Cal & Elizabeth

On [what was] this day [when I began this post but is now yesterday] in 1917, Robert Lowell was born. I’m about a third of the way through Paul Mariani’s biography of Lowell, Lost Puritan, and I’m liking it more than the Hamilton so far — Mariani, while just as blunt about the wreckage Lowell’s breakdowns wrought, seems more compassionate on the whole, and less judgmental. I have the sense that Mariani actually likes Cal Lowell, for all his flaws, which makes Lost Puritan a much more full-blooded read.
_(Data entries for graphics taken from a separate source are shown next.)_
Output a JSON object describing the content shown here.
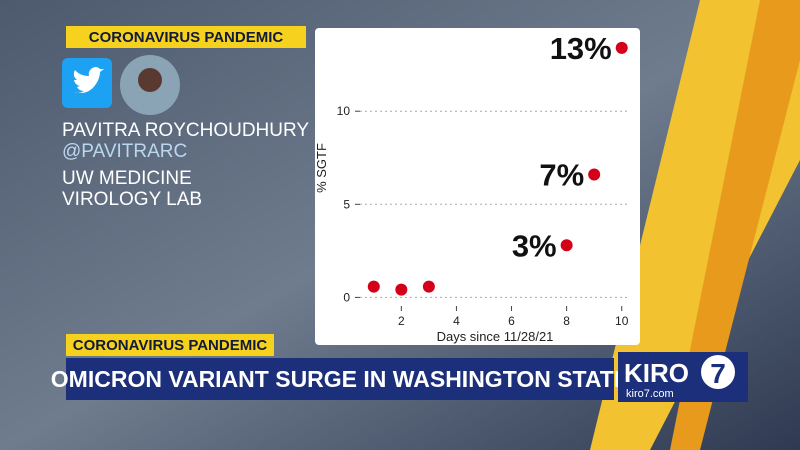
{
  "header": {
    "tag": "CORONAVIRUS PANDEMIC"
  },
  "source": {
    "name": "PAVITRA ROYCHOUDHURY",
    "handle": "@PAVITRARC",
    "affiliation": [
      "UW MEDICINE",
      "VIROLOGY LAB"
    ]
  },
  "chart_data": {
    "type": "scatter",
    "xlabel": "Days since 11/28/21",
    "ylabel": "% SGTF",
    "x": [
      1,
      2,
      3,
      8,
      9,
      10
    ],
    "values": [
      0.58,
      0.42,
      0.58,
      2.8,
      6.6,
      13.4
    ],
    "value_labels": [
      null,
      null,
      null,
      "3%",
      "7%",
      "13%"
    ],
    "color": "#d40019",
    "xlim": [
      0.5,
      10.3
    ],
    "ylim": [
      -0.3,
      14.2
    ],
    "xticks": [
      2,
      4,
      6,
      8,
      10
    ],
    "yticks": [
      0,
      5,
      10
    ],
    "grid": true
  },
  "lower_third": {
    "tag": "CORONAVIRUS PANDEMIC",
    "headline": "OMICRON VARIANT SURGE IN WASHINGTON STATE"
  },
  "logo": {
    "brand": "KIRO",
    "number": "7",
    "website": "kiro7.com"
  }
}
Just one aspect of havoc his mental illness inflicted on his life, an aspect that gets forgotten, I think, amidst the stories of his infidelities (manic episodes were inevitably accompanied by an affair — they were practically symptoms in themselves) and outrageous behavior, is the bald fact of time lost. Nearly once a year for, what, a decade? more? Cal suffered a breakdown followed by months, months, of recovery in various clinics or institutions.

Elizabeth Bishop suffered from depression, and was a serious alcoholic. I had no idea. Characterizations of her tend to be in the reticent & self-deprecating vein. But she was in her own way just as screwed up as Cal. In her later years she seemed to be constantly recovering from some broken bone or another due to drunken spills. She hated to be alone, solitude paralyzed her — she would find it impossible to write and would be sucked into another cycle of drinking and subsequent stints somewhere to dry out. Again, all the time lost.

All appearances to the contrary (the size of his Collected!), Cal was not constantly writing new poems. There are poems he worked and worked on, only to discard either in their entirety or in huge part. And while Elizabeth is the one portrayed as a perfectionist, he also revised endlessly. But Elizabeth certainly wrote more than she included in her Complete Poems, as evidenced by the much-debated Edgar Allan Poe & The Jukebox, edited by Alice Quinn.

Comparatively speaking, they both led pretty privileged lives: lots of travel, summer homes, often free of the responsibility to work outside of writing. This is especially true of Elizabeth, though her nomadic life was a source of strain and a corollary to her larger sense of homelessness and aloneness.

But they sacrificed so much of themselves and their writing life to their illnesses. In this respect alone, the poetry they did manage to write is truly a triumph, written in spite of their sufferings, not because of. That so much of it is outstanding is a literary wonder.

But it seems to me that Cal was able to write, to find solace in writing, in a way that Elizabeth, stymied by self-doubt and insecurity, could not.  And whatever its cause (her status as a woman poet? as a lesbian woman poet?), this, in a her lifeful of grief, is what saddens me most.

2 responses to “Cal & Elizabeth”

  1. CoosawatteeKid

    Robert Lowell was a jerk.

    Sincerely,

    James Dickey.

  2. Ha! How I have missed you! Glad you still stop by on occasion.